Ryoko Sekiguchi, d’origine japonaise, vit (surtout) à Paris et écrit en français. Dans Nagori (P.O.L, 2018), elle explore le sujet de la saisonnalité des aliments, mais son approche transcende radicalement les banalités culinaires ambiantes. Se déployant dans une prose nuancée et riche, la réflexion qu’elle propose touche le vivant, le concret, le temps, la finitude.
Sekiguchi explique que trois termes japonais caractérisent la saisonnalité : hashiri, le moment printanier du début, sakari, qui désigne le sommet, la pleine maturité, et enfin nagori, « la nostalgie de la saison qui vient de nous quitter » (p. 27), qui incite à en savourer les derniers fruits et à prolonger les adieux.
C’est ce dernier terme qu’elle approfondit pour en faire comprendre les modalités non seulement dans la culture japonaise, régulièrement convoquée dans le propos, mais aussi dans l’univers des lecteurs – et mangeurs – occidentaux.
Le nagori introduit un certain rapport au temps qui est précieux en raison de sa précarité. Qui sait si ce fruit dont la saison tire à sa fin, je pourrai en manger l’année prochaine? « Dans un plat de nagori, nouant un lien avec les produits de la nature, quelque chose entre en jeu qui n’est pas simplement de l’ordre du gustatif. Nous sommes face à la saison qui fait ses adieux, ou que nous quittons nous-mêmes, et les allers et retours du souvenir se déposent, comme des vagues, à chaque bouchée » (p. 34).
Comme l’indique l’auteure, la notion s’étend aussi aux objets, aux lieux, aux atmosphères, aux êtres. C’est « l’état de quelque chose qui persiste, comme ces quelques fleurs restées sur l’arbre à la fin de la saison » (p. 28), un état empreint de nostalgie, presque l’acceptation d’un deuil.
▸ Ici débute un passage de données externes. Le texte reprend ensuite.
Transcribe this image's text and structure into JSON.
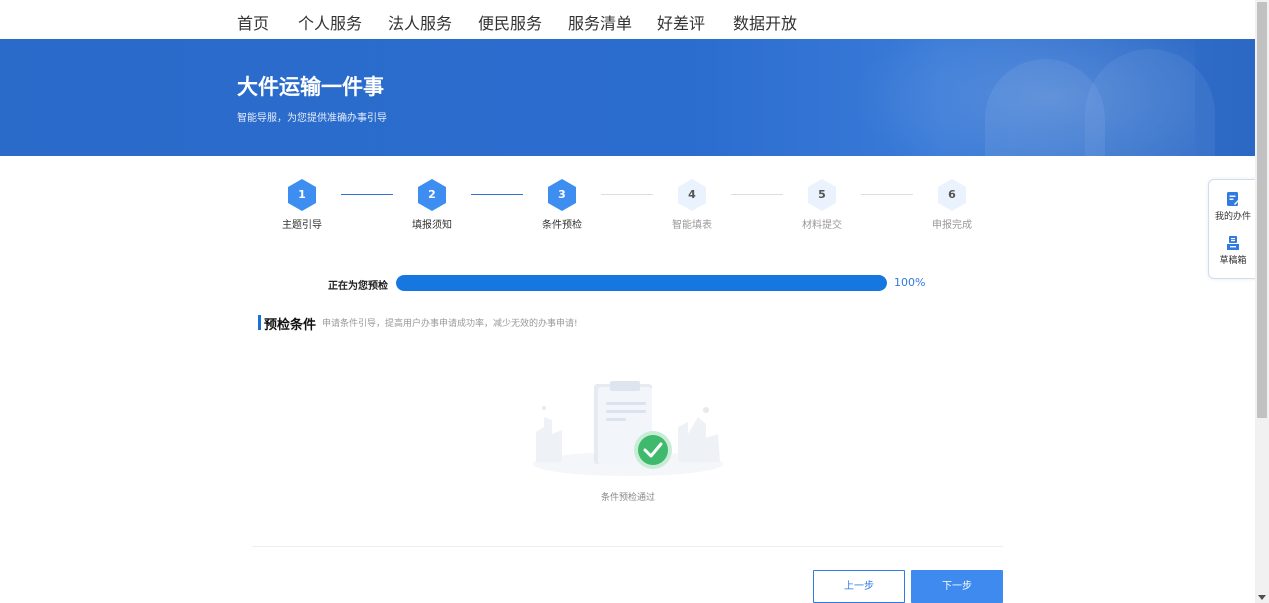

En effet, inhérente au nagori, l’idée d’un abandon à l’inconsistance des choses, à ce qui un jour ne sera plus. « Le cœur qui fait l’expérience de nagori est un cœur généreux, sinon courageux : il ne craint pas de faire don de lui-même à ces petites choses infimes, pas forcément dramatiques, mais si fragiles et délicates qui composent notre vie » (p. 32).
La réflexion sur la saisonnalité conduit ainsi à une méditation sur le temps, les cycles, la vie et la mort. Sekiguchi souligne la nature contradictoire de notre expérience du temps : « Les quatre saisons introduisent dans notre vie l’idée de cycles qui se répètent » alors que « le temps de notre vie progresse, lui, selon une linéarité à sens unique » (p. 51). Mais en fait, de multiples temporalités se croisent toujours à la fois dans nos propres corps et dans les aliments que nous consommons – ce que le nagori permet d’éprouver concrètement.
Sekiguchi se montre sensible aux implications politiques de son propos. Si les temporalités cycliques ou linéaires sont inscrites dans les transformations de la matière vivante, une catastrophe comme Fukushima introduit une troisième temporalité « d’une longueur insupportable » (p. 86). Selon elle, la pensée de la saisonnalité ou des cycles naturels ne doit pas servir à réparer ou à oblitérer cette temporalité impensable, qui fait désormais partie de l’expérience humaine.
Ce beau livre rappelle que manger n’a rien de banal. C’est entrer en relation avec le monde, avec le vivant, éprouver l’univers en soi. Or pour dire cela, Sekiguchi s’éloigne d’une position trop commune qui placerait au premier plan la satisfaction des pulsions d’un sujet narcissique. En mettant l’accent sur le nagori, elle invite à la lenteur, à l’intériorité, à une contemplation du concret qui embrasse le temps qui passe. Dans notre monde en fuite perpétuelle vers la nouveauté, son propos distille une saveur unique.
« Les saisons sont des ponts qui nous lient aux autres êtres vivants » (91).